The rancher felt a growing weight settle in his groin, like a terrible pressure that he found hard to hold back but could not quite release yet. He had forgotten how it was, this delicious pain—sex had become such a rare thing with his wife, and mechanical when it happened—and his hips became heavier and heavier, even though they moved now with more abandon than ever. He felt that point inside him contract more and more until he thought he'd collapse into himself but instead he exploded, unexpectedly, a rather awful sensuality consuming him in wave after wave of liquid heat. His moan pierced through the stale air and Dan felt the whole nature follow him in his release.

Dan returned to his body slowly, first becoming conscious of his leaden limbs, then feeling the hard mattress against his back. He opened his eyes to meet Ben's smug smile, the bandit's eyes alight with affection and pride. His lover asked him something, but Dan's hearing was dulled by a frequent low rumbling, like a distant thunder. He couldn't tell whether the sound came from outside or was just the deafening beat of his own desire, still drumming in his ears.

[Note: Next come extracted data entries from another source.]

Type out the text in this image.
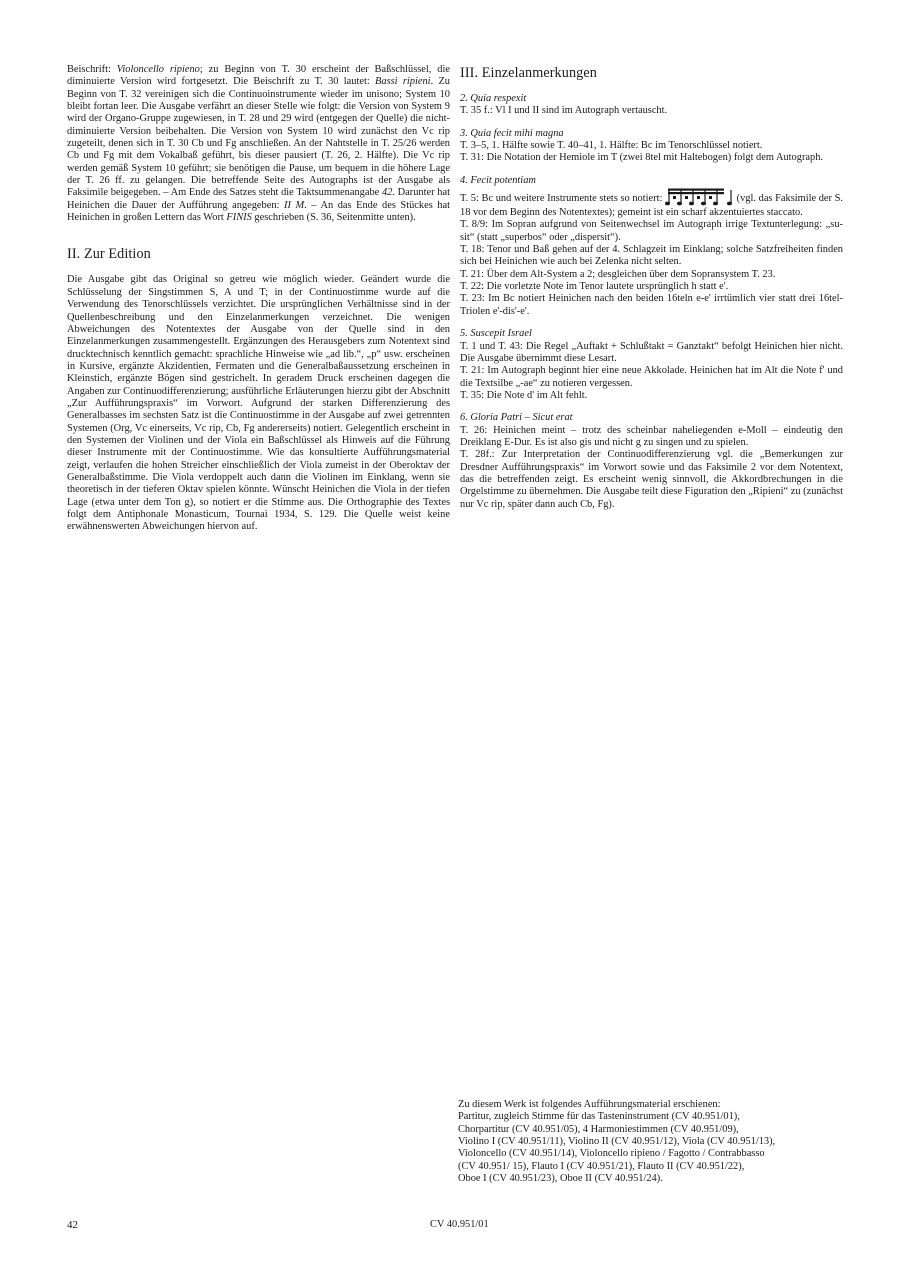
Beischrift: Violoncello ripieno; zu Beginn von T. 30 erscheint der Baßschlüssel, die diminuierte Version wird fortgesetzt. Die Beischrift zu T. 30 lautet: Bassi ripieni. Zu Beginn von T. 32 vereinigen sich die Continuoinstrumente wieder im unisono; System 10 bleibt fortan leer. Die Ausgabe verfährt an dieser Stelle wie folgt: die Version von System 9 wird der Organo-Gruppe zugewiesen, in T. 28 und 29 wird (entgegen der Quelle) die nicht-diminuierte Version beibehalten. Die Version von System 10 wird zunächst den Vc rip zugeteilt, denen sich in T. 30 Cb und Fg anschließen. An der Nahtstelle in T. 25/26 werden Cb und Fg mit dem Vokalbaß geführt, bis dieser pausiert (T. 26, 2. Hälfte). Die Vc rip werden gemäß System 10 geführt; sie benötigen die Pause, um bequem in die höhere Lage der T. 26 ff. zu gelangen. Die betreffende Seite des Autographs ist der Ausgabe als Faksimile beigegeben. – Am Ende des Satzes steht die Taktsummenangabe 42. Darunter hat Heinichen die Dauer der Aufführung angegeben: II M. – An das Ende des Stückes hat Heinichen in großen Lettern das Wort FINIS geschrieben (S. 36, Seitenmitte unten).

II. Zur Edition

Die Ausgabe gibt das Original so getreu wie möglich wieder. Geändert wurde die Schlüsselung der Singstimmen S, A und T; in der Continuostimme wurde auf die Verwendung des Tenorschlüssels verzichtet. Die ursprünglichen Verhältnisse sind in der Quellenbeschreibung und den Einzelanmerkungen verzeichnet. Die wenigen Abweichungen des Notentextes der Ausgabe von der Quelle sind in den Einzelanmerkungen zusammengestellt. Ergänzungen des Herausgebers zum Notentext sind drucktechnisch kenntlich gemacht: sprachliche Hinweise wie „ad lib.“, „p“ usw. erscheinen in Kursive, ergänzte Akzidentien, Fermaten und die Generalbaßaussetzung erscheinen in Kleinstich, ergänzte Bögen sind gestrichelt. In geradem Druck erscheinen dagegen die Angaben zur Continuodifferenzierung; ausführliche Erläuterungen hierzu gibt der Abschnitt „Zur Aufführungspraxis“ im Vorwort. Aufgrund der starken Differenzierung des Generalbasses im sechsten Satz ist die Continuostimme in der Ausgabe auf zwei getrennten Systemen (Org, Vc einerseits, Vc rip, Cb, Fg andererseits) notiert. Gelegentlich erscheint in den Systemen der Violinen und der Viola ein Baßschlüssel als Hinweis auf die Führung dieser Instrumente mit der Continuostimme. Wie das konsultierte Aufführungsmaterial zeigt, verlaufen die hohen Streicher einschließlich der Viola zumeist in der Oberoktav der Generalbaßstimme. Die Viola verdoppelt auch dann die Violinen im Einklang, wenn sie theoretisch in der tieferen Oktav spielen könnte. Wünscht Heinichen die Viola in der tiefen Lage (etwa unter dem Ton g), so notiert er die Stimme aus. Die Orthographie des Textes folgt dem Antiphonale Monasticum, Tournai 1934, S. 129. Die Quelle weist keine erwähnenswerten Abweichungen hiervon auf.

III. Einzelanmerkungen

2. Quia respexit

T. 35 f.: Vl I und II sind im Autograph vertauscht.

3. Quia fecit mihi magna

T. 3–5, 1. Hälfte sowie T. 40–41, 1. Hälfte: Bc im Tenorschlüssel notiert.

T. 31: Die Notation der Hemiole im T (zwei 8tel mit Haltebogen) folgt dem Autograph.

4. Fecit potentiam

T. 5: Bc und weitere Instrumente stets so notiert:	(vgl. das Faksimile der S. 18 vor dem Beginn des Notentextes); gemeint ist ein scharf akzentuiertes staccato.

T. 8/9: Im Sopran aufgrund von Seitenwechsel im Autograph irrige Textunterlegung: „su-sit“ (statt „superbos“ oder „dispersit“).

T. 18: Tenor und Baß gehen auf der 4. Schlagzeit im Einklang; solche Satzfreiheiten finden sich bei Heinichen wie auch bei Zelenka nicht selten.

T. 21: Über dem Alt-System a 2; desgleichen über dem Sopransystem T. 23.

T. 22: Die vorletzte Note im Tenor lautete ursprünglich h statt e'.

T. 23: Im Bc notiert Heinichen nach den beiden 16teln e-e' irrtümlich vier statt drei 16tel-Triolen e'-dis'-e'.

5. Suscepit Israel

T. 1 und T. 43: Die Regel „Auftakt + Schlußtakt = Ganztakt“ befolgt Heinichen hier nicht. Die Ausgabe übernimmt diese Lesart.

T. 21: Im Autograph beginnt hier eine neue Akkolade. Heinichen hat im Alt die Note f' und die Textsilbe „-ae“ zu notieren vergessen.

T. 35: Die Note d' im Alt fehlt.

6. Gloria Patri – Sicut erat

T. 26: Heinichen meint – trotz des scheinbar naheliegenden e-Moll – eindeutig den Dreiklang E-Dur. Es ist also gis und nicht g zu singen und zu spielen.

T. 28f.: Zur Interpretation der Continuodifferenzierung vgl. die „Bemerkungen zur Dresdner Aufführungspraxis“ im Vorwort sowie und das Faksimile 2 vor dem Notentext, das die betreffenden zeigt. Es erscheint wenig sinnvoll, die Akkordbrechungen in die Orgelstimme zu übernehmen. Die Ausgabe teilt diese Figuration den „Ripieni“ zu (zunächst nur Vc rip, später dann auch Cb, Fg).

Zu diesem Werk ist folgendes Aufführungsmaterial erschienen:

Partitur, zugleich Stimme für das Tasteninstrument (CV 40.951/01),

Chorpartitur (CV 40.951/05), 4 Harmoniestimmen (CV 40.951/09),

Violino I (CV 40.951/11), Violino II (CV 40.951/12), Viola (CV 40.951/13),

Violoncello (CV 40.951/14), Violoncello ripieno / Fagotto / Contrabbasso

(CV 40.951/ 15), Flauto I (CV 40.951/21), Flauto II (CV 40.951/22),

Oboe I (CV 40.951/23), Oboe II (CV 40.951/24).

42	CV 40.951/01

The soft pitter-patter of water against the window sill gave him the answer.

~*~

Dan woke up to the sound of rain and to the feeling of soft lips down his neck and shoulders, but this time he didn't fight them. Like the heavens that had finally released their bounty, Dan opened himself to Ben and gave him everything he had. He held back no sound, no gesture, the tension all but gone from his body that now felt like shapeless clay, like wet earth, begging for a force of nature to come and give it shape. Give it purpose.

Ben was that force of nature. Unruly, frightening, terribly beautiful.
He had been what Dan needed all along, and now he was here.

At times, intrusive thoughts about time and future crossed his mind, but they were quickly obliterated by Ben's body as it moved and invited Dan to move with him, in the unique cadence of lovers, that in times like this know nothing but each other.

It was a strange day in Bisbee. Children played in the mud while their elders stayed inside their houses, feeling something between gratefulness and disquiet when they looked at the dark skies. The shy sun hid for long hours, refusing to break through the heavy clouds. It was an unborn day, and no ray of light dared to disturb the two bodies that quenched their mutual thirst, as the rains finally fell over the parched land.